Representative Barney Frank announced his retirement today. And if you’ve followed the coverage, on the web or on television, then you may have seen this episode.
It’s from a town hall meeting in Massachusetts, during the infamous late summer of 2009, when right-wing activists started showing up at meetings of Democratic lawmakers to protest health care reform. When a woman likened health care reform to the laws of Nazi Germany, Frank dismissed her in his customary way – bluntly and loudly, although with some wit:
When you ask me that question, I am going to revert to my ethnic heritage and answer your question with a question. On what planet do you spend most of your time? … You stand there with a picture of the president defaced to look like Hitler and compare the effort to increase health care to the Nazis, my answer to you is … it is a tribute to the First Amendment that this kind of vile, contemptible nonsense is so freely propagated. … M’am, trying to have a conversation with you would be like trying to argue with a dining room table. I have no interest in doing it.
This episode was not out of character for Frank. Pretty much every journalist who has covered him (including, once or twice, me) has encountered similar derision, usually in response to a question that Frank has judged insufficiently sophisticated – or just plain dumb. I imagine lobbyists, staff, and colleagues have had similar experiences. But you know what? That’s the way it should be. Frank does not suffer fools.
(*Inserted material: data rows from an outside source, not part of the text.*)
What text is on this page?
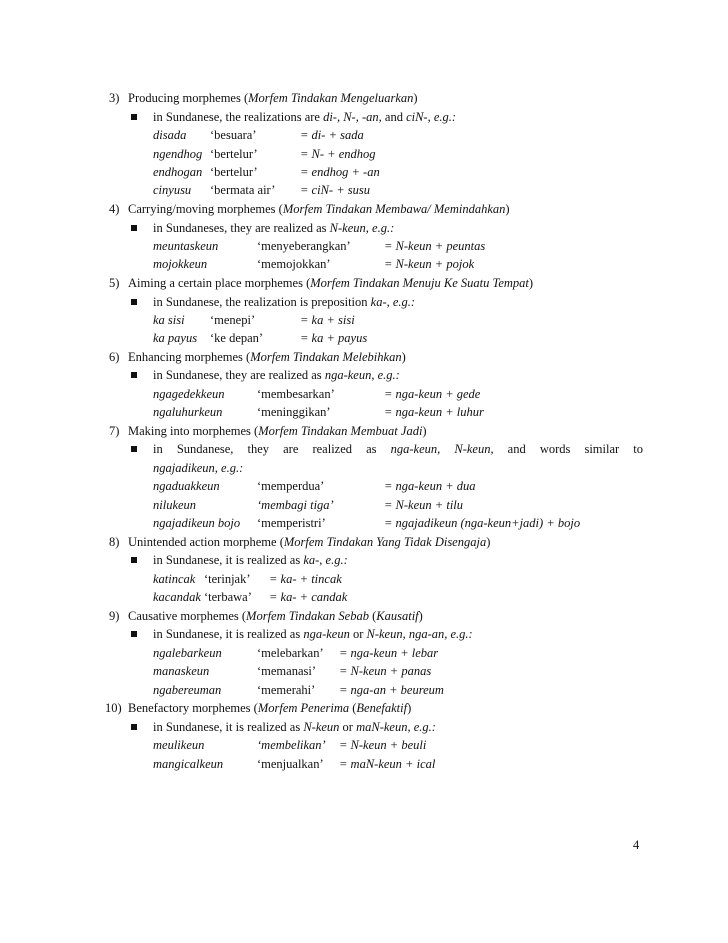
3) Producing morphemes (Morfem Tindakan Mengeluarkan)
in Sundanese, the realizations are di-, N-, -an, and ciN-, e.g.:
disada ‘besuara’	= di- + sada
ngendhog ‘bertelur’	= N- + endhog
endhogan ‘bertelur’	= endhog + -an
cinyusu ‘bermata air’ = ciN- + susu
4) Carrying/moving morphemes (Morfem Tindakan Membawa/ Memindahkan)
in Sundaneses, they are realized as N-keun, e.g.:
meuntaskeun	‘menyeberangkan’	= N-keun + peuntas
mojokkeun	‘memojokkan’	= N-keun + pojok
5) Aiming a certain place morphemes (Morfem Tindakan Menuju Ke Suatu Tempat)
in Sundanese, the realization is preposition ka-, e.g.:
ka sisi ‘menepi’	= ka + sisi
ka payus ‘ke depan’	= ka + payus
6) Enhancing morphemes (Morfem Tindakan Melebihkan)
in Sundanese, they are realized as nga-keun, e.g.:
ngagedekkeun	‘membesarkan’	= nga-keun + gede
ngaluhurkeun	‘meninggikan’	= nga-keun + luhur
7) Making into morphemes (Morfem Tindakan Membuat Jadi)
in Sundanese, they are realized as nga-keun, N-keun, and words similar to
ngajadikeun, e.g.:
ngaduakkeun	‘memperdua’	= nga-keun + dua
nilukeun	‘membagi tiga’	= N-keun + tilu
ngajadikeun bojo ‘memperistri’	= ngajadikeun (nga-keun+jadi) + bojo
8) Unintended action morpheme (Morfem Tindakan Yang Tidak Disengaja)
in Sundanese, it is realized as ka-, e.g.:
katincak ‘terinjak’ = ka- + tincak
kacandak ‘terbawa’ = ka- + candak
9) Causative morphemes (Morfem Tindakan Sebab (Kausatif)
in Sundanese, it is realized as nga-keun or N-keun, nga-an, e.g.:
ngalebarkeun	‘melebarkan’ = nga-keun + lebar
manaskeun	‘memanasi’ = N-keun + panas
ngabereuman	‘memerahi’ = nga-an + beureum
10) Benefactory morphemes (Morfem Penerima (Benefaktif)
in Sundanese, it is realized as N-keun or maN-keun, e.g.:
meulikeun	‘membelikan’ = N-keun + beuli
mangicalkeun	‘menjualkan’ = maN-keun + ical
4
And Washington has plenty of fools.
Still, it would be a mistake to eulogize Frank’s career in office by focusing exclusively on his brusque manner, however entertaining it has made him, because his legacy is bigger than that.
On Capitol Hill you generally find two types of legislators: The kind who make headlines and the kind that make laws. The former are great on television or the campaign trail, but they can’t negotiate or manage the legislative process. The latter do heroic work in the shadows, so that laws can actually pass. But you almost never see them on the Sunday shows.
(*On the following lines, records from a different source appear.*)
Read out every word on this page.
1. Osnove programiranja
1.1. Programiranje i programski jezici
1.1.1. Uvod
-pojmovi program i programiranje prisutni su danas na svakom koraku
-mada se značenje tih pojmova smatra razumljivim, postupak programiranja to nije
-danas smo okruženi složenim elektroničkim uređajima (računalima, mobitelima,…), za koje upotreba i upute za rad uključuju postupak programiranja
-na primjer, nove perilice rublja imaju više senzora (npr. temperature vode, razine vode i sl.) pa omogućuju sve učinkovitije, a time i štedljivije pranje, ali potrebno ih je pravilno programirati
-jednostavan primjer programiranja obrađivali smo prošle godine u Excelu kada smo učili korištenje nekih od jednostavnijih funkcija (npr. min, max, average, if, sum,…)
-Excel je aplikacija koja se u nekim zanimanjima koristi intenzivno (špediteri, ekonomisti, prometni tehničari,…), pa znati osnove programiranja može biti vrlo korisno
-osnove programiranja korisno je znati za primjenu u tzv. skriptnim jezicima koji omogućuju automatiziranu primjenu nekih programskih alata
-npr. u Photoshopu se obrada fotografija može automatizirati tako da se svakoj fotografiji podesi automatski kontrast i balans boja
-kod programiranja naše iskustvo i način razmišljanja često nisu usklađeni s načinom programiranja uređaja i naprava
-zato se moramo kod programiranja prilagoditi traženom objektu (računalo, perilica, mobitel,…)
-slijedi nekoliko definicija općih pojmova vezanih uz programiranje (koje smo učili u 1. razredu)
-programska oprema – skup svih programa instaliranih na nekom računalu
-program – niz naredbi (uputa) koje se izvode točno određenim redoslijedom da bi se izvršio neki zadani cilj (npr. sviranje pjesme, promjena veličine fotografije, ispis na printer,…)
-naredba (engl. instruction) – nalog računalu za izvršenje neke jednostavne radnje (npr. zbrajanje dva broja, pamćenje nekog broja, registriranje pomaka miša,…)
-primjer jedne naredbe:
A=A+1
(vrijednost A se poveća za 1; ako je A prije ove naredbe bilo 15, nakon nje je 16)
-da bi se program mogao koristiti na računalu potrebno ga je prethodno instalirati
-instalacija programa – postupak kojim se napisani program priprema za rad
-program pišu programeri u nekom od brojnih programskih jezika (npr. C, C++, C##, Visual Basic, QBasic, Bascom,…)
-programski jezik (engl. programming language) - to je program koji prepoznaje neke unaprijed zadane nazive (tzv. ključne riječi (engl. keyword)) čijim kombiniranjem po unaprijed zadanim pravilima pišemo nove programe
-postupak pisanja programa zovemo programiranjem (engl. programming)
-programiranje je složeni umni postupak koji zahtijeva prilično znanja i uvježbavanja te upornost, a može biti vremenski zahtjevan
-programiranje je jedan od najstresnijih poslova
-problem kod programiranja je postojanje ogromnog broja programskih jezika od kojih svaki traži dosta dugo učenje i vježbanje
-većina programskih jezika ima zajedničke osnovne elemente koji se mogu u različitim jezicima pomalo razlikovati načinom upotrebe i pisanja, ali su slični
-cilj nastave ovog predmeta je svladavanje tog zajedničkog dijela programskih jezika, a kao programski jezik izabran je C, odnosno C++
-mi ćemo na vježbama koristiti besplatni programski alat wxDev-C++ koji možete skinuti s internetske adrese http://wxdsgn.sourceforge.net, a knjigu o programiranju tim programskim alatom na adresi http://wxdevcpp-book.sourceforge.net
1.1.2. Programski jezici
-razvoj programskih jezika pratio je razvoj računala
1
Frank has managed to do both things and to do them well -- as Jonathan Bernstein wrote at the Washington Post, "he's been both a workhorse and a showhorse." At no time was that more apparent than during 2010, when he helped shepherd the financial reform law through the Congress. The rap on the law is that it is not nearly everything it could, or should, be. I suspect Frank would agree. But he also understands that legislative change comes slowly and that, sometimes, it comes in a series of small steps.
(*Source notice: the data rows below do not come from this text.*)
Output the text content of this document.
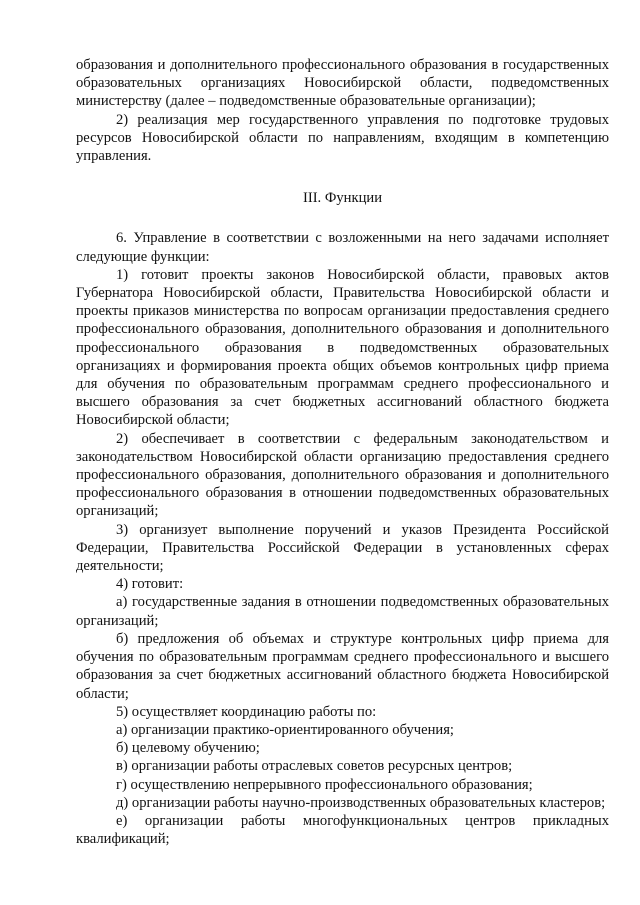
образования и дополнительного профессионального образования в государственных образовательных организациях Новосибирской области, подведомственных министерству (далее – подведомственные образовательные организации);

2) реализация мер государственного управления по подготовке трудовых ресурсов Новосибирской области по направлениям, входящим в компетенцию управления.

III. Функции

6. Управление в соответствии с возложенными на него задачами исполняет следующие функции:

1) готовит проекты законов Новосибирской области, правовых актов Губернатора Новосибирской области, Правительства Новосибирской области и проекты приказов министерства по вопросам организации предоставления среднего профессионального образования, дополнительного образования и дополнительного профессионального образования в подведомственных образовательных организациях и формирования проекта общих объемов контрольных цифр приема для обучения по образовательным программам среднего профессионального и высшего образования за счет бюджетных ассигнований областного бюджета Новосибирской области;

2) обеспечивает в соответствии с федеральным законодательством и законодательством Новосибирской области организацию предоставления среднего профессионального образования, дополнительного образования и дополнительного профессионального образования в отношении подведомственных образовательных организаций;

3) организует выполнение поручений и указов Президента Российской Федерации, Правительства Российской Федерации в установленных сферах деятельности;

4) готовит:

а) государственные задания в отношении подведомственных образовательных организаций;

б) предложения об объемах и структуре контрольных цифр приема для обучения по образовательным программам среднего профессионального и высшего образования за счет бюджетных ассигнований областного бюджета Новосибирской области;

5) осуществляет координацию работы по:

а) организации практико-ориентированного обучения;

б) целевому обучению;

в) организации работы отраслевых советов ресурсных центров;

г) осуществлению непрерывного профессионального образования;

д) организации работы научно-производственных образовательных кластеров;

е) организации работы многофункциональных центров прикладных квалификаций;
As soon as word of Frank’s imminent retirement broke, political professionals assumed he was stepping down for political reasons. He didn’t want to seek reelection in a newly redrawn district, against a well-funded opponent in an anti-incumbent year – and he didn’t see much point in returning to office, given the slim chances that House Democrats would regain the majority.
I have no idea how important, if at all, such factors really were. But I take Frank at his word when he says that one reason to leave is the possibility he could do more for his causes from outside Capitol Hill, as a writer and intellectual advocate, than he could from inside. And that leaves me with mixed feelings.
Oh, I’m glad to hear Frank’s political career won’t end with his time in the House. He is too smart, and too young, to exit the stage now. But I’m also sad for what it says about Congress – and the diminished possibilities for action there.